The Reality of Maasai Culture
A barbaric reality of Maasai culture is that it remains deeply patriarchal. A Maasai myth tells that there were once two tribes, one of men and one of women. The men’s tribe herded cows, goats and sheep, while the women’s tribe herded gazelles and lived alongside elephants. It’s said that while the women bickered their herds escaped and their elephant friends left them. So, the women went to live with the men and in doing so gave up their autonomy and became subject to male authority. The sentiment of the myth continues as a damaging and oppressive reality in Maasai culture.
Women are marginalised from active roles in leadership and decision-making, and their value is predominantly measured on the number of children they have. Their roles are largely domestic and revolve around the men of their village. For centuries it has been the cultural norm for girls to be married before they have reached adulthood – they are essentially sold by their fathers in exchange for cattle and money. Maasai women are greatly capable and skilled people and they endure great hardships.
They build homes, walk for miles to collect water, raise children, care for livestock, create beautiful bead jewellery, chop and carry heavy loads of firewood. Their communities would fall apart without them and yet they are barely valued. They are expected to give the most nutritious food to their men and, by tradition, pregnant women are purposefully underfed and overworked so they might give birth to smaller babies but naturally this only leads to greater difficulties in their labour.
However, internal and external movements to empower women and girls are growing throughout Maasai societies, slowly but surely adjusting the culture – and this is one of the benefits of ecotourism/conservation. Through funding schools, girls are able to receive an education that otherwise wouldn’t have been available to them.

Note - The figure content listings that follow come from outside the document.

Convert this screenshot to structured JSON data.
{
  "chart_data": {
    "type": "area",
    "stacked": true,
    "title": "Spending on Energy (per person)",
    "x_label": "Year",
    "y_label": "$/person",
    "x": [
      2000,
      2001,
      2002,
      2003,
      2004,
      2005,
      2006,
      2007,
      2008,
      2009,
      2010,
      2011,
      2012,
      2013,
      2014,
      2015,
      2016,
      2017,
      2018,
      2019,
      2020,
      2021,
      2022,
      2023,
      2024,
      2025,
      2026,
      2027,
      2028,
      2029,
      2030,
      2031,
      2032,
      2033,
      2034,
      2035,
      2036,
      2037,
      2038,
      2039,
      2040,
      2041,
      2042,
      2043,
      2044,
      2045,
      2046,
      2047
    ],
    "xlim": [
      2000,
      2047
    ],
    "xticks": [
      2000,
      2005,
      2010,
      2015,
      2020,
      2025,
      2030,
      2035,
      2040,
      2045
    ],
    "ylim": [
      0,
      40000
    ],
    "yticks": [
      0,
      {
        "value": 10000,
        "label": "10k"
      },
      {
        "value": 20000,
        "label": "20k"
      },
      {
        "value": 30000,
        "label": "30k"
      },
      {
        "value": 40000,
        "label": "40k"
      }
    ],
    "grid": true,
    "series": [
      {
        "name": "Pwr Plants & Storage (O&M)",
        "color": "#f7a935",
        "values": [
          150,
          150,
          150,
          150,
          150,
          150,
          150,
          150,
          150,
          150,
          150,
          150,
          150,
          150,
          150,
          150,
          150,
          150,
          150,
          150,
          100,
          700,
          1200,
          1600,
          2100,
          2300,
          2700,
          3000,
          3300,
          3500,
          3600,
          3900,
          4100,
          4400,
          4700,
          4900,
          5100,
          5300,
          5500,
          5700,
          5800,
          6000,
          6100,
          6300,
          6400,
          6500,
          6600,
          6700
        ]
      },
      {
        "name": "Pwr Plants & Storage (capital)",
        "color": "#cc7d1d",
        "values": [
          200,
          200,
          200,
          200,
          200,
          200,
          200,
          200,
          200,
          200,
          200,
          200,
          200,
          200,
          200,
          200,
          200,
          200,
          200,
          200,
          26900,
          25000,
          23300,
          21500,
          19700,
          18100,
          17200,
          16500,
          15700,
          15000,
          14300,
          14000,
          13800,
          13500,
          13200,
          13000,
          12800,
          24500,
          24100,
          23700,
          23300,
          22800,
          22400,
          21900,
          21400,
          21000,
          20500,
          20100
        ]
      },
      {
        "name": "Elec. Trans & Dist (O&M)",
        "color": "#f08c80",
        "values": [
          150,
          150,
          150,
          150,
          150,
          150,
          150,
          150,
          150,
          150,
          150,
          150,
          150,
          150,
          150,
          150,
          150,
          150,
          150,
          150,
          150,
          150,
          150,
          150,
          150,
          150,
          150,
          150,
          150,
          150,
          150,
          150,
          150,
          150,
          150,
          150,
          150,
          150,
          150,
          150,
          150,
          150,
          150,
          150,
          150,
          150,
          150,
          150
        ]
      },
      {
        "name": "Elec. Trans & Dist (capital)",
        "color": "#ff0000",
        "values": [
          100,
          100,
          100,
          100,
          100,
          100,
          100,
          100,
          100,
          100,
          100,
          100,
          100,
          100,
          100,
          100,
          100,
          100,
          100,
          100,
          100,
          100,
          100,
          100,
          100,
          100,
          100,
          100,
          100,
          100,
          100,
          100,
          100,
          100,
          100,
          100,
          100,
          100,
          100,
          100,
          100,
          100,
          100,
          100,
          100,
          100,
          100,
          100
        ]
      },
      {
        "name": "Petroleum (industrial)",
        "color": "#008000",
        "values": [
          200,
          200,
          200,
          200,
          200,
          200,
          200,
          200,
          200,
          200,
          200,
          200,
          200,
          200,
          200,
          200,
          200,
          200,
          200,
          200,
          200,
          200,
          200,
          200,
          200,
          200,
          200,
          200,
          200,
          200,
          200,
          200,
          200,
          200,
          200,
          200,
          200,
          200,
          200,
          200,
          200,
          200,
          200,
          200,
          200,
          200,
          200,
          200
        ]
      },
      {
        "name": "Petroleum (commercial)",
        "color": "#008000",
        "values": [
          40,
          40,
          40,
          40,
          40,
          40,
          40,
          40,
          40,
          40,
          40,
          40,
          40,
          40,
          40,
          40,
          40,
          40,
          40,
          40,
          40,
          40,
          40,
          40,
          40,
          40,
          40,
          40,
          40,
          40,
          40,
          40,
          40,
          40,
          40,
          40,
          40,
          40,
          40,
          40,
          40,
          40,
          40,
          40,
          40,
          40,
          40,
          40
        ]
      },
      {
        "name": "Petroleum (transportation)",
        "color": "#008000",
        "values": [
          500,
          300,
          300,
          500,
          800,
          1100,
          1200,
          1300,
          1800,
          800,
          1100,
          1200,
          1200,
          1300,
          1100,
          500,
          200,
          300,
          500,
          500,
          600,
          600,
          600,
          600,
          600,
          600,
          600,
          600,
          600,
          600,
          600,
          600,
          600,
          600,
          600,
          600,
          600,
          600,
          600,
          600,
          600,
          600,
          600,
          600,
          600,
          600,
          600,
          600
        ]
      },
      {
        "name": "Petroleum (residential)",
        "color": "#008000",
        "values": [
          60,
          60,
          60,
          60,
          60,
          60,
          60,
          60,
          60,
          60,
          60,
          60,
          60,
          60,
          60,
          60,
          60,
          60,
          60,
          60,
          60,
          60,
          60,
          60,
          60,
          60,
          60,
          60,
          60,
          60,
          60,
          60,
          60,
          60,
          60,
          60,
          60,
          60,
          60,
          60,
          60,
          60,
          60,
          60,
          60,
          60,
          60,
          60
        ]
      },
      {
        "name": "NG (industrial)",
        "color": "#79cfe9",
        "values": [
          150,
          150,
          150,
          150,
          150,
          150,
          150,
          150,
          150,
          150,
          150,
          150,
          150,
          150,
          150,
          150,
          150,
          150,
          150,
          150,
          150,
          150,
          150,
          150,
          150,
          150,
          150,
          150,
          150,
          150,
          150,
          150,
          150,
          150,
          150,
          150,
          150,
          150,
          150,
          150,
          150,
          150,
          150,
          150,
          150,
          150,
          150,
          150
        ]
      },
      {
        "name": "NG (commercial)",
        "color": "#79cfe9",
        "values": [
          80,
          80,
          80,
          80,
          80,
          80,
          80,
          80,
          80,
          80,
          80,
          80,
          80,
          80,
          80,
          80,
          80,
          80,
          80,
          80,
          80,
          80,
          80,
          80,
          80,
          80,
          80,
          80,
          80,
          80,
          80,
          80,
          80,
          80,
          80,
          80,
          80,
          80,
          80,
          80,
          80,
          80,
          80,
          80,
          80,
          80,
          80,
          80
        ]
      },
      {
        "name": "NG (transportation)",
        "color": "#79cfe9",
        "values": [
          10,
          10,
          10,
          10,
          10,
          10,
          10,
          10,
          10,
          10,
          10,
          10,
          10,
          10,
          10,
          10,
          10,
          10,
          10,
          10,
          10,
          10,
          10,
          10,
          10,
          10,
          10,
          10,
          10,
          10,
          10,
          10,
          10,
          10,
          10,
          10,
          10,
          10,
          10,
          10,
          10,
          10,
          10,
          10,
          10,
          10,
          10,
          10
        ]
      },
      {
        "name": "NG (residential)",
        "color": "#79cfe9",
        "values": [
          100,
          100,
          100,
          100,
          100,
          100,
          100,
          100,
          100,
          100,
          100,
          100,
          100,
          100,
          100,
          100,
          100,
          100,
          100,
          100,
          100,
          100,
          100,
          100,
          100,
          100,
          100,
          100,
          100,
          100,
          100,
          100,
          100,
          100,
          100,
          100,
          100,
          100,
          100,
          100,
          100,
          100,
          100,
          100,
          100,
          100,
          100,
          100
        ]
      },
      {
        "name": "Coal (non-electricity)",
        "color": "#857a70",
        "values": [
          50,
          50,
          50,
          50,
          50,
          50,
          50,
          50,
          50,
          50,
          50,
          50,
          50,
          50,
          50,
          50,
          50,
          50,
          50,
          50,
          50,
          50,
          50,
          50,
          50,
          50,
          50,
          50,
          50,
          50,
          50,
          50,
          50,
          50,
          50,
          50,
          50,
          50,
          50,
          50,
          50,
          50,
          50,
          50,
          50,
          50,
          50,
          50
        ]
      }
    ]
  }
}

Helping girls receive an education helps to broaden their skillset and connections, opening up a whole new horizon of future opportunities for them so they will not be limited to the traditional lifestyle of previous generations of Maasai women. They can go on to find employment, such as at safari camps or doing conservation work, which helps them to attain financial security and independence for themselves and their families. Empowering one generation of women goes a very long way in protecting and empowering the next.
Like every culture, the ways of the Maasai people are complex and susceptible to change. They might even seem bizarre at first to someone from another culture. Things like warriorhood and nomadism are unfamiliar to us in the western world – all the more reason to equip ourselves with a little knowledge so we might have that deeper understanding and appreciation of Maasai culture if we’re ever lucky enough to encounter it.
“What really marks the Maasai aside is that many aspects of their culture have endured so long. We can attribute this, in part, to the lack of urbanisation, which historically has been a key factor for accelerating development and change. Until I began writing about Kenya I had never even heard of the Maasai people, yet it meant I could go on this amazing journey of discovery.”